Wednesday, 31 July 2013

Draw and Poundage Arithmetic

The 35# Hazel overdrawn against the 50# Yew underdrawn has intrigued me so lets do some sums (well it's hardly higher maths is it?)

35# Hazel with a 5" brace height drawing 28" that gives a 23" power stroke (28-5")
So assuming the draw weight increases evenly (a pretty fair assumption)
That gives 35/23 pounds per inch of draw = 1.52 (I'm just going to 2 decimal places, as there are plenty of approximations)
So overdrawing to 30" gives a power stroke of 25"
25" x 1.52 pounds per inch = 38 pounds at our overdraw.
So the energy put into the bow is the total from zero at no draw up to 38 at 25". The average of 0-38 is 19
We can call this 19x25  = 475 pound inches. An unusual unit but it doesn't matter if we do the same for the other bow.

50# Yew with 6.5" brace height drawing 28" gives a 21.5" power stroke (28-6.5)
That gives 50/21.5 pounds per inch of draw = 2.32
Now under drawing to 27" would give a power stroke of  20.5"
20.5 x 2.32 pounds per inch = 47.56 pounds at our underdraw
So the energy put into the bow will be the average from 0 - 47.56 which is 23.78 times our short draw.
23.78 x 20.5 = 487.49 pound inches

Well there you go, the two energies aren't much different, the lady is getting 475 and the gents getting 487.49

Now if the lady manages the odd shot with yet another inch of draw while the gents are tiring, she could well out range them!
It would give a poundage of  39.52 and an average of  19.76 times the draw of  26"
That would be a total of 513.76 !
That really shows how a little extra draw goes a long way!

Also the lower brace on the Hazel adds extra power contrary to what you might think, as it increases the power stroke.

Sorry if that bored you all to death!
I s'pose I should plot a graph showing where the two lines of force vs draw for the hazel over takes the Yew, but I can't be bothered.
You can all do that for your homework! ; )

Update:- I found this old graph I'd plotted of a longbow vs my Asiatic/Horsebow.
It confirms that poundage starts from zero at somewhere near brace height (if you extrapolate the curves back to zero)


  1. "Sorry Sir - the dog ate my homework..." ;-)

  2. I like this approach to determining energy storage, very straightforward.
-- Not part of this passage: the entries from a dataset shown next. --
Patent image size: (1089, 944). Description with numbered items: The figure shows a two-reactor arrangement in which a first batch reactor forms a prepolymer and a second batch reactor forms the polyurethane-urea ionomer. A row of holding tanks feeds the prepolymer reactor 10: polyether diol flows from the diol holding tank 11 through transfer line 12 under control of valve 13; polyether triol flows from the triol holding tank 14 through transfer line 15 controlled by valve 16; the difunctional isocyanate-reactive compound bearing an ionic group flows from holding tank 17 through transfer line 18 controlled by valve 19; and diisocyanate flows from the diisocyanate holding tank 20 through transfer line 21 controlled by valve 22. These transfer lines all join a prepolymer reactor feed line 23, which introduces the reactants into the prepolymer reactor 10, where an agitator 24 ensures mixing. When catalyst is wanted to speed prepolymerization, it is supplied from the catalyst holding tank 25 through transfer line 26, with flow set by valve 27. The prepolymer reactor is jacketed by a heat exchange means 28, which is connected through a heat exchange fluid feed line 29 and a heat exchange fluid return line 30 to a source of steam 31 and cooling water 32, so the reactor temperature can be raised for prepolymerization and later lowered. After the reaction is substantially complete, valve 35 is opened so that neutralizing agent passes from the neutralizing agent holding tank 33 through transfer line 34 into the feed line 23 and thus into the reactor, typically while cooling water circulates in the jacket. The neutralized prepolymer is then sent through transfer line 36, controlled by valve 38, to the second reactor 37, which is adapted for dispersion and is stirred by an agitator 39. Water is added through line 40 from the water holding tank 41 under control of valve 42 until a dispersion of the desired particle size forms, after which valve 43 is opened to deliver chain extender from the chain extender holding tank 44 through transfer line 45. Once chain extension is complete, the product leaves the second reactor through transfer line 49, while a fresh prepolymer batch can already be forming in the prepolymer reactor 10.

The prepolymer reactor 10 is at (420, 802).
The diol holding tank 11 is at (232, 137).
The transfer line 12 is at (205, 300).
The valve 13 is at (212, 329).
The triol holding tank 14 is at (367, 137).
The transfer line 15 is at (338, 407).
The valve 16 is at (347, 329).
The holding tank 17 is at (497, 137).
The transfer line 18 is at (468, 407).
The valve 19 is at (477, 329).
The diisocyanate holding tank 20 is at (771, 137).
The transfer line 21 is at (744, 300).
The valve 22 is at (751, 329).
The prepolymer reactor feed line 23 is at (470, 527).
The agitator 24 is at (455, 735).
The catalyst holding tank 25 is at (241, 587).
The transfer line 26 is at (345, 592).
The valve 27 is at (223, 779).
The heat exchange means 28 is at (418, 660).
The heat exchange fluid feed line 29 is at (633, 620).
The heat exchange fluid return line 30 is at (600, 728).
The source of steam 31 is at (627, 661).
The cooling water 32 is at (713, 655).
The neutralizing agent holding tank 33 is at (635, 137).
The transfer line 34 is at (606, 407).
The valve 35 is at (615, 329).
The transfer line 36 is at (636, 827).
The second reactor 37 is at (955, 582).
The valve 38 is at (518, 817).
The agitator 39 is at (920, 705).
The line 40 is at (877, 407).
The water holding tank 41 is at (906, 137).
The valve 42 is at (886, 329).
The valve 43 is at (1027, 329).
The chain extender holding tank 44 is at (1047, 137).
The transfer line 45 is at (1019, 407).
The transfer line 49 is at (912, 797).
It also implies that it does not mater much how much the bow had to be bent to even get to brace height.
    You read a lot about "stored energy" in that context, but looking at this equation implies that this is probably only wasting the woods capacity to store energy. Energy put in to brace will only be released upon unstringing. So no more reflexed bows. What do you think about this?

  3. Cheers.
    I think the energy required to brace the bow shows up in the higher pounds per inch figure, and the final draw weight.
    The big assumption is a linear increase of poundage with draw, but that's not too bad for a self bow (especially a longbow).
    It's a rather rough and ready approximation, but I think it gives a feel for some of the factors involved.